Waktu Beijing 6 Januari, CEO Nvidia Huang Renxun kembali tampil di panggung utama CES2026 dengan jaket kulit ikoniknya.

Pada CES 2025, Nvidia menampilkan chip Blackwell yang sudah diproduksi massal dan tumpukan teknologi AI fisik lengkap. Dalam acara tersebut, Huang Renxun menekankan bahwa sebuah “Era AI Fisik” sedang dimulai. Ia menggambarkan masa depan yang penuh imajinasi: mobil otomatis mampu melakukan penalaran, robot dapat memahami dan berpikir, dan AIAgent (agen cerdas) dapat menangani tugas konteks panjang dengan jutaan token.

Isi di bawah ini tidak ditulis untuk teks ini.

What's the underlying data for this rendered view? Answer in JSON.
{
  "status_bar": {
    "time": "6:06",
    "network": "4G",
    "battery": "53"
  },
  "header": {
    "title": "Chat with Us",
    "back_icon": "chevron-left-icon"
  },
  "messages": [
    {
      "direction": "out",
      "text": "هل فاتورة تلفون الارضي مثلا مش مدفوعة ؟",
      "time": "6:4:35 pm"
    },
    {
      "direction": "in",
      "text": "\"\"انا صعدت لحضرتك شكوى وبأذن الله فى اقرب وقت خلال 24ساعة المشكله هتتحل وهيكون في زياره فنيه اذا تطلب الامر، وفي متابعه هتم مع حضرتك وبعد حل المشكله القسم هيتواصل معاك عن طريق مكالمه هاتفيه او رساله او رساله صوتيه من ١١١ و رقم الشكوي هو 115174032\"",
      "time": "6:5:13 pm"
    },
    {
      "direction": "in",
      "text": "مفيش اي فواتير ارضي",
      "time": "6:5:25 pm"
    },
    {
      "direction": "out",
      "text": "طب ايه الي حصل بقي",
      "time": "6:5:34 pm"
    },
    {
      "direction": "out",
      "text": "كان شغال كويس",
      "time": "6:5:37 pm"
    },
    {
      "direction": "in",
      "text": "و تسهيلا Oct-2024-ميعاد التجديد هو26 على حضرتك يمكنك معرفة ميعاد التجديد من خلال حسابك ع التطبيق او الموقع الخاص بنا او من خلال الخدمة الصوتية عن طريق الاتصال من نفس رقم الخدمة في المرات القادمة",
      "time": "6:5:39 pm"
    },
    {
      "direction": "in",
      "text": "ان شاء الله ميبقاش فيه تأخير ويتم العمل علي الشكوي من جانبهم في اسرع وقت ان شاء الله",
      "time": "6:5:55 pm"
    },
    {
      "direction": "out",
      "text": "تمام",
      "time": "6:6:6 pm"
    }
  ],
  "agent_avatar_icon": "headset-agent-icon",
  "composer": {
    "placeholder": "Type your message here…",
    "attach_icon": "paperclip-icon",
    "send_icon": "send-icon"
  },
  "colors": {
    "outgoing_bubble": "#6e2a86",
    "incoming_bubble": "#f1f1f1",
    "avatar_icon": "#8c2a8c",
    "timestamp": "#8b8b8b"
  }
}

Seiring berjalannya waktu satu tahun, industri AI mengalami evolusi besar. Huang Renxun menyoroti perubahan tahun ini dalam acara peluncuran, terutama model sumber terbuka.

Dia mengatakan, model inferensi sumber terbuka seperti DeepSeek R1 membuat seluruh industri sadar bahwa: ketika kolaborasi terbuka dan global benar-benar dimulai, penyebaran AI akan sangat cepat. Meskipun model sumber terbuka secara kemampuan masih sekitar setengah tahun lebih lambat dari model terdepan, tetapi setiap enam bulan akan mendekati, dan jumlah unduhan serta penggunaannya sudah mengalami pertumbuhan eksponensial.

Berbeda dari 2025 yang lebih banyak menampilkan visi dan kemungkinan, kali ini Nvidia mulai secara sistematis berusaha menyelesaikan masalah “bagaimana mewujudkannya”: seputar AI inferensi, melengkapi kebutuhan daya komputasi, jaringan, dan infrastruktur penyimpanan jangka panjang, secara signifikan menurunkan biaya inferensi, dan mengintegrasikan kemampuan ini langsung ke dalam skenario nyata seperti otomatisasi mengemudi dan robot.

Dalam pidatonya di CES ini, Huang Renxun membahas tiga garis utama:

●Di tingkat sistem dan infrastruktur, Nvidia merombak arsitektur daya komputasi, jaringan, dan penyimpanan untuk memenuhi kebutuhan inferensi jangka panjang. Dengan platform Rubin, NVLink 6, Spectrum-X Ethernet, dan platform memori konteks inferensi sebagai inti, pembaruan ini langsung mengatasi hambatan seperti biaya inferensi yang tinggi, konteks yang sulit dipertahankan dan skalabilitas terbatas, menyelesaikan masalah AI yang ingin berpikir lebih lama, biaya terjangkau, dan berjalan lebih lama.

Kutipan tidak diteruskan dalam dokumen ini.